I know a lot of my recent posts have included pictures, which I’m sure can be annoying if not necessarily warranted.
For today’s entry, however, Phone-Cam Documentation is a definite requirement. Otherwise, you wouldn’t believe what I’m about to tell you.
We went to Harbor Freight Tools today for a few things. While scanning the aisles, I noticed what appeared to be a stuffed dog wearing a leather outfit, standing in the kiddie seat of a cart. No big deal, I thought. There’s a lot of people in this world who would buy such crap.
After approaching the checkout lines, and upon further review, it occurred to me that the stuffed dog was a real dog. No lie. A farking chihuahua decked out in a full leather biker outfit.
Proof if you still think I’m crazy:

I tried to get the dog to look at me but he was camera shy.
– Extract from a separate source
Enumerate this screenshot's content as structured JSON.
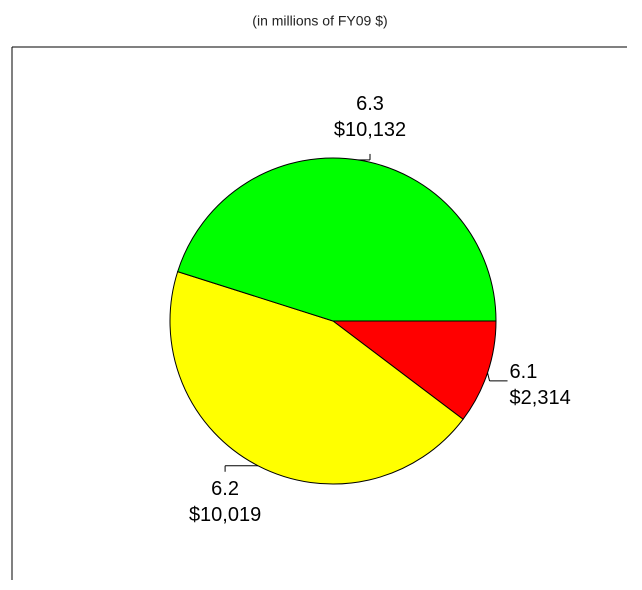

Here’s another shot:

The dog was a curiosity for all who passed; the owner was nowhere to be found. Take note of the helmet with the “Chico” nameplate as well as complementing name badge. You know, in case he goes on a Snausage bender while chasing bitches in Sturgis and the owner needs to claim him at the local pound.
While leaving, we noticed an old Harley Davidson in the lot with a tin-punched mudflap proudly displaying the name “Chico Chihuahua.”

Rob Halford would be proud. Rock on, motherf***er!